Study shows salt nanoparticles are toxic to cancer cells

A new study at the University of Georgia reports that researchers have found a way to attack cancer cells that may be less harmful to the patient. Sodium chloride nanoparticles –better known as salt– are toxic to cancer cells and offer the potential to develop therapies that have fewer negative side effects than current treatments.

Salt as a Trojan Horse

Led by Jin Xie, junior professor of chemistry, the study found that SCNPs can be used as a Trojan horse to deliver ions into diseased cells and destroy them from the inside. SCNPs turn into salt when they break down, so they are not harmful to the body.

“This technology is well suited for local destruction of cancer cells,” Xie said. “We expect it to have widespread use in the treatment of bladder, prostate, liver and head and neck cancers.”

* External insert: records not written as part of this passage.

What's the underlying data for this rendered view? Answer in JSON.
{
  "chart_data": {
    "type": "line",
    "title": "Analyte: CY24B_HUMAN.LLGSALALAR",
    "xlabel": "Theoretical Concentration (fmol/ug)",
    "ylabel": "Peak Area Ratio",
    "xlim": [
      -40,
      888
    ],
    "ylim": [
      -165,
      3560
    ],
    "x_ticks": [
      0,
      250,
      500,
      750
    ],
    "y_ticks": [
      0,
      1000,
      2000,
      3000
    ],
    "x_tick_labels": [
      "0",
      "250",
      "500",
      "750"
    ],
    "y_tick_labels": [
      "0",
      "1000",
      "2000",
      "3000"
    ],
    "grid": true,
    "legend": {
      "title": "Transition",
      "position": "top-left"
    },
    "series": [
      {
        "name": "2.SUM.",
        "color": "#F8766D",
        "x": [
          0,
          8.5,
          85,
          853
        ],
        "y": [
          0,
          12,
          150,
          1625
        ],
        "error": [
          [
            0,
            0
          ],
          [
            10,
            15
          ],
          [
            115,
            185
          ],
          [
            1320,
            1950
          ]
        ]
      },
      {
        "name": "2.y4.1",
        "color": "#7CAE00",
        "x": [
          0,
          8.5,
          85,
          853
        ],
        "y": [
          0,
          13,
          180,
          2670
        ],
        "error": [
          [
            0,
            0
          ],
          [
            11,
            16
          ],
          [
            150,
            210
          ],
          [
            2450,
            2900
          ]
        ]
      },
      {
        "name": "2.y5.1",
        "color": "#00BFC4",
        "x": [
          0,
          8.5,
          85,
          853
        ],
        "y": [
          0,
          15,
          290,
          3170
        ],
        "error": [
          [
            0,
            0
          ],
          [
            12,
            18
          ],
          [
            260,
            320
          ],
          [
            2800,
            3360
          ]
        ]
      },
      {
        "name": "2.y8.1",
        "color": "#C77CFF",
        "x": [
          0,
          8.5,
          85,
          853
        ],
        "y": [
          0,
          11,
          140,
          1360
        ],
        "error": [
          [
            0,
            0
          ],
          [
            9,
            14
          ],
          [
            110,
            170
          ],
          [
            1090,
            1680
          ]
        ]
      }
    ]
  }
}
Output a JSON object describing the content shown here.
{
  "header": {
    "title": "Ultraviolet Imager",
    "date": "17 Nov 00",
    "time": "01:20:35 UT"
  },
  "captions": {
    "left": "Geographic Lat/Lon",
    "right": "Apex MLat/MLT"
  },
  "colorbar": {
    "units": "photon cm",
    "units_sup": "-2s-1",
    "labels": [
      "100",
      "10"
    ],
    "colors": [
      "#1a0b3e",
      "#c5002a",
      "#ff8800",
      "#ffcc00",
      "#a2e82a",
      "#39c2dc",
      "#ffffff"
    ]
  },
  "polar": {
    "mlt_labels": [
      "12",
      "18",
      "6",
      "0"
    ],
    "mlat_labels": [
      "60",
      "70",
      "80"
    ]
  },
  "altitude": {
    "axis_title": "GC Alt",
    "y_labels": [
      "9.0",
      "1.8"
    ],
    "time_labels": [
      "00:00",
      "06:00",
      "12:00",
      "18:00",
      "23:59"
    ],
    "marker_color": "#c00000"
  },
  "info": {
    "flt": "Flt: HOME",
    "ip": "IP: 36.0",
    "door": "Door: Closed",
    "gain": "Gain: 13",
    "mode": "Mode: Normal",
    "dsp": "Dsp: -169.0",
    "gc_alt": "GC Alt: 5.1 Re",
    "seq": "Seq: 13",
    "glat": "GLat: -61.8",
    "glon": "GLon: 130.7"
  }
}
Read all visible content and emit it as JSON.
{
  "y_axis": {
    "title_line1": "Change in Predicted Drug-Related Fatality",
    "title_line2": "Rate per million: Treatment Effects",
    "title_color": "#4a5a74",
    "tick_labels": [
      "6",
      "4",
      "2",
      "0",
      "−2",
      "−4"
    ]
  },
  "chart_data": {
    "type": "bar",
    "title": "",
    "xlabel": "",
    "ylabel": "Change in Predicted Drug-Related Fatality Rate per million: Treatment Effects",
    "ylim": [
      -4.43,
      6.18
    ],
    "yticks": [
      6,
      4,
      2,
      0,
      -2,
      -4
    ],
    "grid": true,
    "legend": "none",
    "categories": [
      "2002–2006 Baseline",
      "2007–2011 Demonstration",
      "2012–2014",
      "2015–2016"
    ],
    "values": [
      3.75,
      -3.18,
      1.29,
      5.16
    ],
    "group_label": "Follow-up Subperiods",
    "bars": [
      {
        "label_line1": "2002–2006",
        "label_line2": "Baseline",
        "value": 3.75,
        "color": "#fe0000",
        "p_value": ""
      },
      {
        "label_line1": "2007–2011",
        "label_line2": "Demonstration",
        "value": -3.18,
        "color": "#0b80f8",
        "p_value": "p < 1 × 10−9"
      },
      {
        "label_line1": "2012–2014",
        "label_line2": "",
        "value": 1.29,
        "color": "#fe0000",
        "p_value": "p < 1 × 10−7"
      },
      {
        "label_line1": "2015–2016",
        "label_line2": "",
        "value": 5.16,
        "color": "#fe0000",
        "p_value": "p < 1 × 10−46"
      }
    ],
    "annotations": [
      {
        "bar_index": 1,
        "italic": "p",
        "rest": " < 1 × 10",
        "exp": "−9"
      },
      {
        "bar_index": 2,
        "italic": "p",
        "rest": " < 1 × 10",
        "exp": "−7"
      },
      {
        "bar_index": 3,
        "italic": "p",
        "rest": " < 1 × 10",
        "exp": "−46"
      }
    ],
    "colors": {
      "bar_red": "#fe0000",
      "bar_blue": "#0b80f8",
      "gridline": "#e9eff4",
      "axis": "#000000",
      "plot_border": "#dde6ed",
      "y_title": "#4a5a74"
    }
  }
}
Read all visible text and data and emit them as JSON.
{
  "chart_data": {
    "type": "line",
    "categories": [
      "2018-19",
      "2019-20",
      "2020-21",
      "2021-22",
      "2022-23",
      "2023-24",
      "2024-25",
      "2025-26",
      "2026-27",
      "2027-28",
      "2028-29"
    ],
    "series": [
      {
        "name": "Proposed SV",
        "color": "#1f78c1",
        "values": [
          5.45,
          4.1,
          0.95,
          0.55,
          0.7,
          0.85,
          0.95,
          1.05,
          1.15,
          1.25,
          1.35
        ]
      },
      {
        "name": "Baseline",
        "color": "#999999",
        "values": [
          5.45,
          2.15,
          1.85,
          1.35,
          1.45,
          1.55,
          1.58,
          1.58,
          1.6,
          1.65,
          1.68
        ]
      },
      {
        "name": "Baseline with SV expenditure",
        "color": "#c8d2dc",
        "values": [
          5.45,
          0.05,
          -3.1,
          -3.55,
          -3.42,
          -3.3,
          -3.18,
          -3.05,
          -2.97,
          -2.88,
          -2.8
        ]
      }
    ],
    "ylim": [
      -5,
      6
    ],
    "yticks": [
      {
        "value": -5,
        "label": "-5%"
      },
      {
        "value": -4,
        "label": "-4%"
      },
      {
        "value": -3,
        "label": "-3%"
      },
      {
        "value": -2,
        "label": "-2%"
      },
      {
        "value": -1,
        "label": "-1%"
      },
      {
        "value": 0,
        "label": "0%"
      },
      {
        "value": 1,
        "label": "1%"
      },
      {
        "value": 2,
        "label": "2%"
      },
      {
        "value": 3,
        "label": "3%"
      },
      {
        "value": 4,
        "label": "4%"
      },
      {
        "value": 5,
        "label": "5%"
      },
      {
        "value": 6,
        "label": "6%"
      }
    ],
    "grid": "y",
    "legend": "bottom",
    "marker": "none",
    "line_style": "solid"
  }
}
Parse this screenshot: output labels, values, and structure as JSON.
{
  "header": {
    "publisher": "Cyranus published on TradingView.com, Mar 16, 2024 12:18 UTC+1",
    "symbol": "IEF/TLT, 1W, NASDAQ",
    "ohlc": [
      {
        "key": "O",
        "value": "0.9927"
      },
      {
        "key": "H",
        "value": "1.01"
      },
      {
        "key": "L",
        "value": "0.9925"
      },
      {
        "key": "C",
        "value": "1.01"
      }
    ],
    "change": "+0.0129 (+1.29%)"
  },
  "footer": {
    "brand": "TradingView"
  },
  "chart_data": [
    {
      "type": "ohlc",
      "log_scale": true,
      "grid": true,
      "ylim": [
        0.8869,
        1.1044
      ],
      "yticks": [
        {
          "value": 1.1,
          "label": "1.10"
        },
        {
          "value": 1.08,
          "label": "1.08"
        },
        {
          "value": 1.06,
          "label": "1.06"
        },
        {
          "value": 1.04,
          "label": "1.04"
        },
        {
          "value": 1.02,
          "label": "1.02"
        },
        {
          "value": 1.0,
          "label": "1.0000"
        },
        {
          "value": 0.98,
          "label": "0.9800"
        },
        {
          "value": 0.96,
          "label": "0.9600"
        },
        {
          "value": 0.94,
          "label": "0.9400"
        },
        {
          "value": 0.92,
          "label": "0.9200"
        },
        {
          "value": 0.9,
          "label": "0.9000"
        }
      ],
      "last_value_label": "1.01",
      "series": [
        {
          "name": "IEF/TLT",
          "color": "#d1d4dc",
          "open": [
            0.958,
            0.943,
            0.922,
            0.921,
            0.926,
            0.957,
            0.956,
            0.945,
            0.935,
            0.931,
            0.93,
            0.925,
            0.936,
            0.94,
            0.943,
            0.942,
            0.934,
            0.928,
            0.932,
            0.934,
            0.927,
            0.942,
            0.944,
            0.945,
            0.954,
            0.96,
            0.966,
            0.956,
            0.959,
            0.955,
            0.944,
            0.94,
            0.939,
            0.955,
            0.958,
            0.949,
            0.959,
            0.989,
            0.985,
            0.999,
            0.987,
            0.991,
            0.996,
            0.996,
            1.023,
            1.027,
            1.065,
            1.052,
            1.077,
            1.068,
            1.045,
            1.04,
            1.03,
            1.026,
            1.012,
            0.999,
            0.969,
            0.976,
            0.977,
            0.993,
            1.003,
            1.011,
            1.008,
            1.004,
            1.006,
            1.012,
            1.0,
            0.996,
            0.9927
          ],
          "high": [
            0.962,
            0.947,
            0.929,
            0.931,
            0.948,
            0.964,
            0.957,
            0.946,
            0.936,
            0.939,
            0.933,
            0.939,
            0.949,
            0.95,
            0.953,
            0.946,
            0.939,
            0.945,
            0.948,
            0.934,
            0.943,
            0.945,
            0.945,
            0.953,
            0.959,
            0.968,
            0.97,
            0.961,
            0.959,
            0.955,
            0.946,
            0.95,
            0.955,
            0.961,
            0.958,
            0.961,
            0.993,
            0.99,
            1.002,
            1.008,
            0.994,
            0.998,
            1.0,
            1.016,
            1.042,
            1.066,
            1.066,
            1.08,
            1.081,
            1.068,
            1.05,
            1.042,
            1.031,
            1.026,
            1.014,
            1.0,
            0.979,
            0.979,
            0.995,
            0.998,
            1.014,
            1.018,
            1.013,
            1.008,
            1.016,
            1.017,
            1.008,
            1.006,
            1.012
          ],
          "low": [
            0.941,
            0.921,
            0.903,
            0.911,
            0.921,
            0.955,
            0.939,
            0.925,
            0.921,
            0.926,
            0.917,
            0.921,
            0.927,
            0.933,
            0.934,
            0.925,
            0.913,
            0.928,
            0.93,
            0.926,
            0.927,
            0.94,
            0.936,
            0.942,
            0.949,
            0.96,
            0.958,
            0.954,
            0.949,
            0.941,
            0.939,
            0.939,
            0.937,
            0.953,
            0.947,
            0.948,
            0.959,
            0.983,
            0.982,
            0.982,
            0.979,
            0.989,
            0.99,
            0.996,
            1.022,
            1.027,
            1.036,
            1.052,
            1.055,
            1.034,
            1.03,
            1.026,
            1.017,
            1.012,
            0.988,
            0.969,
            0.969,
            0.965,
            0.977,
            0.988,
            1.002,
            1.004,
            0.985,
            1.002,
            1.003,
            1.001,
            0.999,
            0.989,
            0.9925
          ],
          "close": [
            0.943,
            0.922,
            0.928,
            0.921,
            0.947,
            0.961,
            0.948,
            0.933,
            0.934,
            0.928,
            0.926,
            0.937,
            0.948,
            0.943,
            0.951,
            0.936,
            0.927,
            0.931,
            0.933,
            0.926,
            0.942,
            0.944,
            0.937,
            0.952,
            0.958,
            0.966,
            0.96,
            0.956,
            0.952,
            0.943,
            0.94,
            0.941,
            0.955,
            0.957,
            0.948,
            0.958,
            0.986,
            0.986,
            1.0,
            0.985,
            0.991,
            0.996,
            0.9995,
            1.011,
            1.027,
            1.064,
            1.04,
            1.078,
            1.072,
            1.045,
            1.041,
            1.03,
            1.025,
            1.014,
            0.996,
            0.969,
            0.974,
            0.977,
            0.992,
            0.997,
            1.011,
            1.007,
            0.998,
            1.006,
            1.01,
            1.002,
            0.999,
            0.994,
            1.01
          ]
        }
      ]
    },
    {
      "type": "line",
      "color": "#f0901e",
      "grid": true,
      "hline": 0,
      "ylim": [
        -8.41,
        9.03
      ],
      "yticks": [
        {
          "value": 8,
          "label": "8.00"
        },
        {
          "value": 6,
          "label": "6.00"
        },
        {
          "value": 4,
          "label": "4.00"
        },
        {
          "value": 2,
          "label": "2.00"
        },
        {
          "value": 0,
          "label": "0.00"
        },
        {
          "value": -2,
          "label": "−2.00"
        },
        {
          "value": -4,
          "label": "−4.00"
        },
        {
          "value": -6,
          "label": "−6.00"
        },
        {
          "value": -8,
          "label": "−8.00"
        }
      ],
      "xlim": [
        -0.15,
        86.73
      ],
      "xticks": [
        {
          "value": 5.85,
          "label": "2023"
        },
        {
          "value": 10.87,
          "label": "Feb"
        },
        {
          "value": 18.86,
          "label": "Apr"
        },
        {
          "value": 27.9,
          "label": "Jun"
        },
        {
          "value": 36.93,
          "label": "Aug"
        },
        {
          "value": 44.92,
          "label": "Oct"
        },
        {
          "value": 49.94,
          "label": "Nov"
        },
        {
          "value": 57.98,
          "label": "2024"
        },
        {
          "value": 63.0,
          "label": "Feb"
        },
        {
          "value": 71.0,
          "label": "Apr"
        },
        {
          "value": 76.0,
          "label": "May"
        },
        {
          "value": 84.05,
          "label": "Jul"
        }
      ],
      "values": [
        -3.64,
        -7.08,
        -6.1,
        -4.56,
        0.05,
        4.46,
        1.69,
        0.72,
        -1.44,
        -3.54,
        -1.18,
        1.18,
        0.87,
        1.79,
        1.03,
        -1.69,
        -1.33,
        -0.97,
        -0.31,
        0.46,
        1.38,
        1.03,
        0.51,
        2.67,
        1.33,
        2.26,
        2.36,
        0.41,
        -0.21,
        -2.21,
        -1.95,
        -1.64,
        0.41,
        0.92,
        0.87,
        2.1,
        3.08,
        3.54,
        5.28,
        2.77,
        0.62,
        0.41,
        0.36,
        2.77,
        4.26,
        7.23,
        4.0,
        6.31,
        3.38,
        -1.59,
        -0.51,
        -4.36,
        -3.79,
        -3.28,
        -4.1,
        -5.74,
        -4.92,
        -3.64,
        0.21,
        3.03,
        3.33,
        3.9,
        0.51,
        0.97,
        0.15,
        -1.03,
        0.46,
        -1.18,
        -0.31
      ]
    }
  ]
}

“This mechanism is more toxic to cancer cells than to normal cells because cancer cells initially have relatively high sodium concentrations,” Xie said.

In the mouse experiment, Xie and the team tested SCNPs as a potential cancer therapeutic and injected SCNPs into tumors. They found that SCNP treatment suppressed tumor growth by 66 percent compared to the control group. There was no evidence of weight loss or major organ toxicity.

A vaccine against cancer?

They also conducted a vaccination study in which mice were vaccinated with cancer cells that had first been killed with SCNPs or by freezing and thawing. These mice showed much greater resistance to subsequent infection with live cancer cells, with all animals remaining tumor-free for more than two weeks.

The researchers also examined cancer immunity in a tumor model. After injecting SCNPs into primary tumors and untreated secondary tumors, they found that the secondary tumors grew at a much slower rate than the control and had a tumor inhibition rate of 53 percent.

Taken together, the results suggest that SCNPs killed cancer cells and converted the dying cancer cells into an in situ vaccine.

SCNPs are unique in the world of inorganic particles because they are made of a benign material and their toxicity is based on the nanoparticle shape, according to Xie.

“With a relatively short half-life in aqueous solutions, SCNPs are more suitable for local rather than systemic therapy. The treatment results in immediate and immunogenic death of cancer cells,” he said. “After treatment, the nanoparticles are reduced to salts that are fused with the body’s fluid system and do not cause systematic or accumulative toxicity. No signs of systematic toxicity were observed with SCNPs injected at high doses.”

The study was carried out inAdvanced Materials published.